If there is time before ICN2, it might be that contributors to the Framework could consider what kind of nutrition education they envisage in their own action frames and discuss with FAO Nutrition Division how to formulate the activities required.  Apart from the added value for the Framework, this would be an interesting exercise in lateral institutional awareness-raising.

2.4   People and provisions

The final point is simply about vision.  The document deals mainly with what programs can do for people (providing supplements, foods, cash, investment, services etc.).  Such agendas sometimes overestimate the importance of supply and the impact of the actions of the change agents (governments, agencies, ourselves). In this picture the “beneficiaries” tend to recede from view and appear inert. 

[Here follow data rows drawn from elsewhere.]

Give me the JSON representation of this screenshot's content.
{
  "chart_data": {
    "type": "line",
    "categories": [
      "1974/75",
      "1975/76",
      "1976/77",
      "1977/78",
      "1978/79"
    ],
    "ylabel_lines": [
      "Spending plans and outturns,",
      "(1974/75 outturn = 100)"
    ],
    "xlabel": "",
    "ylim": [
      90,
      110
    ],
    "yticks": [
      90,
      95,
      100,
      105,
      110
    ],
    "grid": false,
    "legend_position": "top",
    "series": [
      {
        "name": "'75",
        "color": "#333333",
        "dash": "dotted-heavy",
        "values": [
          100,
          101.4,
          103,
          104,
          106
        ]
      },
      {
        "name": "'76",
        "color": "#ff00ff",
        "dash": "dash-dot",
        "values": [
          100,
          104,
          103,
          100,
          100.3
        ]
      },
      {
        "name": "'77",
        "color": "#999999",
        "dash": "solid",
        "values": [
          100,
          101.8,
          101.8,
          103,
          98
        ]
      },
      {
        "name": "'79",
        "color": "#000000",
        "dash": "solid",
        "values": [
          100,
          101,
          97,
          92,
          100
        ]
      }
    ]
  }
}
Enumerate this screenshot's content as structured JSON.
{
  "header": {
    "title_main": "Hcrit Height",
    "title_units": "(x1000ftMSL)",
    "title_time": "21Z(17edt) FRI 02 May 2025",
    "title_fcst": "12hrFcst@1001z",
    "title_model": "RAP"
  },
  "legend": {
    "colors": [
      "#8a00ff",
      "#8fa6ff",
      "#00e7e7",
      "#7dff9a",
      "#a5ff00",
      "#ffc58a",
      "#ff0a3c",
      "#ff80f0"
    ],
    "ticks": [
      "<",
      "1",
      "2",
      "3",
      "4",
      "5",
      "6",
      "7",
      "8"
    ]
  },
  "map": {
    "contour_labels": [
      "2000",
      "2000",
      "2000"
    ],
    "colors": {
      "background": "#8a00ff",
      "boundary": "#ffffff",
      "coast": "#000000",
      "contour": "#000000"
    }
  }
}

Nutrition education by contrast puts people at the centre of the picture, considering what they can do for themselves with help and support from programs which create an enabling environment for change.  This is more a practical than a sentimental stance.  It sees people as the most powerful actors and change agents, since food and eating interest them intensely; they influence and are influenced by social norms; they operate the food chain; they bring up children.  Sustainability in food behaviour has a lot to do with people’s ownership of change and the development of critical social mass in supporting behaviours.  In line with the social-ecological model, all levels of society need to acknowledge this revolution and play their part in it: ministry staff, university lecturers, associations, civil society, health workers, the media, the commercial sector, as well as the general public.

  This vision of an active health-seeking population is needed to complement the physiological goals outlined by the document in Section 1.2 and the program actions which are set up to achieve them. A parallel social goal is needed:  to produce nutrition-literate people who can (among other things) look after themselves and their families, demand services, make good choices, shop and cook, resist commercial pressures, talk knowledgeably about food, and advise others.  

This expanded outlook can start with a small change. Each section of the Framework has a list of actions to be carried out by change agents.  Each section could provide a parallel short list of what people should be able to do, understand and perceive – an educational aim alongside the physiological one. We would then have a more balanced and complete idea of what we are aiming for.

Jane Sherman

Rome, August 2014


[1] Research findings also need to be evaluated: e.g. one question is how far short-term physiological gains can predict sustainable long-term behavioural effects.  In nutrition education, which calls on complex models of motivation and behaviour, some expert opinion is that most interventions are too context-dependent to draw convincing conclusions about wider application). 

[2] If these questions are due to the writer’s ignorance, it can only be pleaded that others may be equally ignorant and that answers need to be more readily available.

[3] The success of Bangladesh in improving nutrition reflects some of these doubts.  See Sullivan (2014) Mysterious success:  understanding Bangladesh’s rapid reduction in undernutrition.

http://www.ifpri.org/blog/mysterious-success

[4] Ruel, Marie.  2014.  Micronutrients and improving nutrition through food systems.

http://www.ifpri.org/blog/micronutrients-and-improving-nutrition-through-food-systems

A number of reputable voices, including the World Bank and HKI, have indicated the need for nutrition education to enhance the effect of improvements in agricultural provision.